College of Nursing, The University of Iowa, Iowa City, Iowa, USA.
Int J Med Inform. 2024 Nov;191:105534. doi: 10.1016/j.ijmedinf.2024.105534. Epub 2024 Jun 30.
This study aims to evaluate the fairness performance metrics of Machine Learning (ML) models to predict hospitalization and emergency department (ED) visits in heart failure patients receiving home healthcare. We analyze biases, assess performance disparities, and propose solutions to improve model performance in diverse subpopulations.

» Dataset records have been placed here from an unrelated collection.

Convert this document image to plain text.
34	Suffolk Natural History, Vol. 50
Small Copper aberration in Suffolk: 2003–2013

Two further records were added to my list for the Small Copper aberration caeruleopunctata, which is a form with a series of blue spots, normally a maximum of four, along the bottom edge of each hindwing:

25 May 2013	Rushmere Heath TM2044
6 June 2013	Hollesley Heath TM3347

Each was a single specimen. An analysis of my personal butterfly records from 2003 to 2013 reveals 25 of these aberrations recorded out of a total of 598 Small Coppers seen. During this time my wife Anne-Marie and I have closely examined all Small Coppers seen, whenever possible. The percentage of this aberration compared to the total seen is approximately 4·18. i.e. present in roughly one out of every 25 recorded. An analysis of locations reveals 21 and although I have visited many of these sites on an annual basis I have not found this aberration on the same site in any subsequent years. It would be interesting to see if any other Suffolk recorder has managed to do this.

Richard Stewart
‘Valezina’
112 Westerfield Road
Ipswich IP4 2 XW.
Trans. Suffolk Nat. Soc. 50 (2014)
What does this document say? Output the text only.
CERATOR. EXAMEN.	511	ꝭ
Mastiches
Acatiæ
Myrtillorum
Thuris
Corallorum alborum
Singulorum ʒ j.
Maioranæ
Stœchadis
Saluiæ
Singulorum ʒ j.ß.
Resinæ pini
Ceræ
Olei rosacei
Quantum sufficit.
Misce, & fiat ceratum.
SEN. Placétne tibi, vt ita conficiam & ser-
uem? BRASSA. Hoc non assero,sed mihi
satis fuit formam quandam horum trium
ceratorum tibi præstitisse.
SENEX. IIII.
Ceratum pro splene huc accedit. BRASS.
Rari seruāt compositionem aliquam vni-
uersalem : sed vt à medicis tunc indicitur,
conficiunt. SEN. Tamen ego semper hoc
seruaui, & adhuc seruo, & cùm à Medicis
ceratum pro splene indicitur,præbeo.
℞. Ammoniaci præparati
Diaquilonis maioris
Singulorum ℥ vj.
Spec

The study used a dataset of 12,189 episodes of home healthcare collected between 2015 and 2017, including structured (e.g., standard assessment tool) and unstructured data (i.e., clinical notes). ML risk prediction models, including Light Gradient-boosting model (LightGBM) and AutoGluon, were developed using demographic information, vital signs, comorbidities, service utilization data, and the area deprivation index (ADI) associated with the patient's home address. Fairness metrics, such as Equal Opportunity, Predictive Equality, Predictive Parity, and Statistical Parity, were calculated to evaluate model performance across subpopulations.

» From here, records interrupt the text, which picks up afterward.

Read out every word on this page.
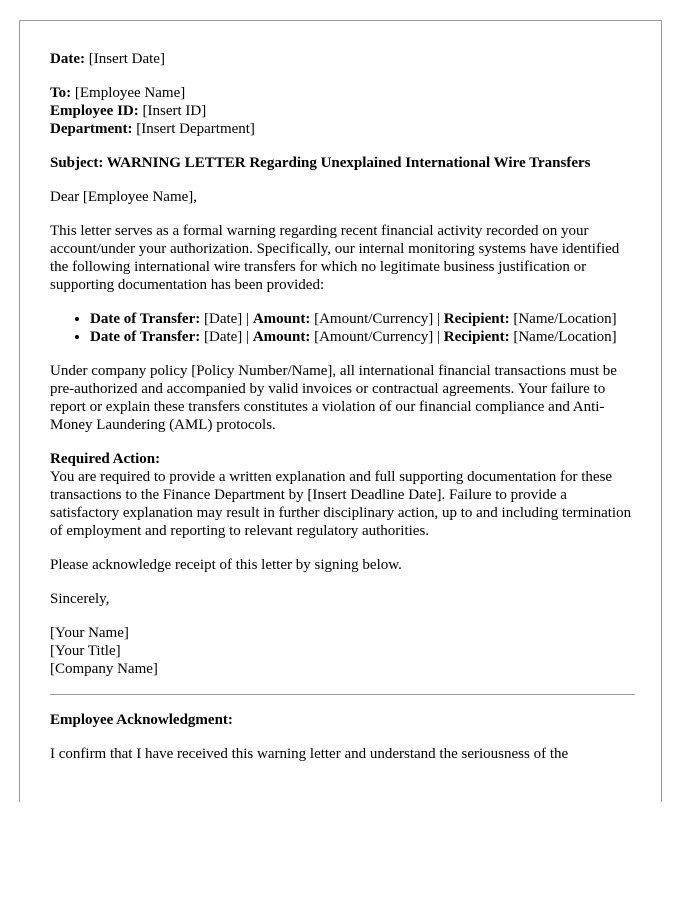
Date: [Insert Date]

To: [Employee Name]
Employee ID: [Insert ID]
Department: [Insert Department]

Subject: WARNING LETTER Regarding Unexplained International Wire Transfers

Dear [Employee Name],

This letter serves as a formal warning regarding recent financial activity recorded on your account/under your authorization. Specifically, our internal monitoring systems have identified the following international wire transfers for which no legitimate business justification or supporting documentation has been provided:

• Date of Transfer: [Date] | Amount: [Amount/Currency] | Recipient: [Name/Location]
• Date of Transfer: [Date] | Amount: [Amount/Currency] | Recipient: [Name/Location]

Under company policy [Policy Number/Name], all international financial transactions must be pre-authorized and accompanied by valid invoices or contractual agreements. Your failure to report or explain these transfers constitutes a violation of our financial compliance and Anti-Money Laundering (AML) protocols.

Required Action:
You are required to provide a written explanation and full supporting documentation for these transactions to the Finance Department by [Insert Deadline Date]. Failure to provide a satisfactory explanation may result in further disciplinary action, up to and including termination of employment and reporting to relevant regulatory authorities.

Please acknowledge receipt of this letter by signing below.

Sincerely,

[Your Name]
[Your Title]
[Company Name]

Employee Acknowledgment:

I confirm that I have received this warning letter and understand the seriousness of the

Our study revealed significant disparities in model performance across diverse demographic subgroups. For example, the Hispanic, Male, High-ADI subgroup excelled in terms of Equal Opportunity with a metric value of 0.825, which was 28% higher than the lowest-performing Other, Female, Low-ADI subgroup, which scored 0.644. In Predictive Parity, the gap between the highest and lowest-performing groups was 29%, and in Statistical Parity, the gap reached 69%. In Predictive Equality, the difference was 45%.
The findings highlight substantial differences in fairness metrics across diverse patient subpopulations in ML risk prediction models for heart failure patients receiving home healthcare services. Ongoing monitoring and improvement of fairness metrics are essential to mitigate biases.
本研究旨在评估机器学习(ML)模型在预测接受家庭保健服务的心力衰竭患者住院和急诊就诊方面的公平绩效指标。我们分析偏差,评估绩效差异,并提出解决方案,以提高不同亚组人群中模型的性能。
该研究使用了 2015 年至 2017 年期间收集的 12189 例家庭保健数据,包括结构化(例如,标准评估工具)和非结构化数据(即临床记录)。使用人口统计学信息、生命体征、合并症、服务利用数据以及与患者家庭地址相关的地区贫困指数(ADI),开发了机器学习风险预测模型,包括 Light Gradient-boosting 模型(LightGBM)和 AutoGluon。计算了公平性指标,如均等机会、预测均等、预测均等和统计均等,以评估模型在不同亚组人群中的性能。
我们的研究表明,在不同的人口统计学亚组中,模型的性能存在显著差异。例如,西班牙裔、男性、高 ADI 亚组在均等机会方面表现出色,指标值为 0.825,比表现最差的其他、女性、低 ADI 亚组高 28%,后者得分为 0.644。在预测均等方面,最高和最低分组之间的差距为 29%,在统计均等方面,差距达到 69%。在预测均等方面,差异为 45%。
研究结果强调了在接受家庭保健服务的心力衰竭患者的 ML 风险预测模型中,不同患者亚组人群的公平性指标存在显著差异。持续监测和改进公平性指标对于减轻偏差至关重要。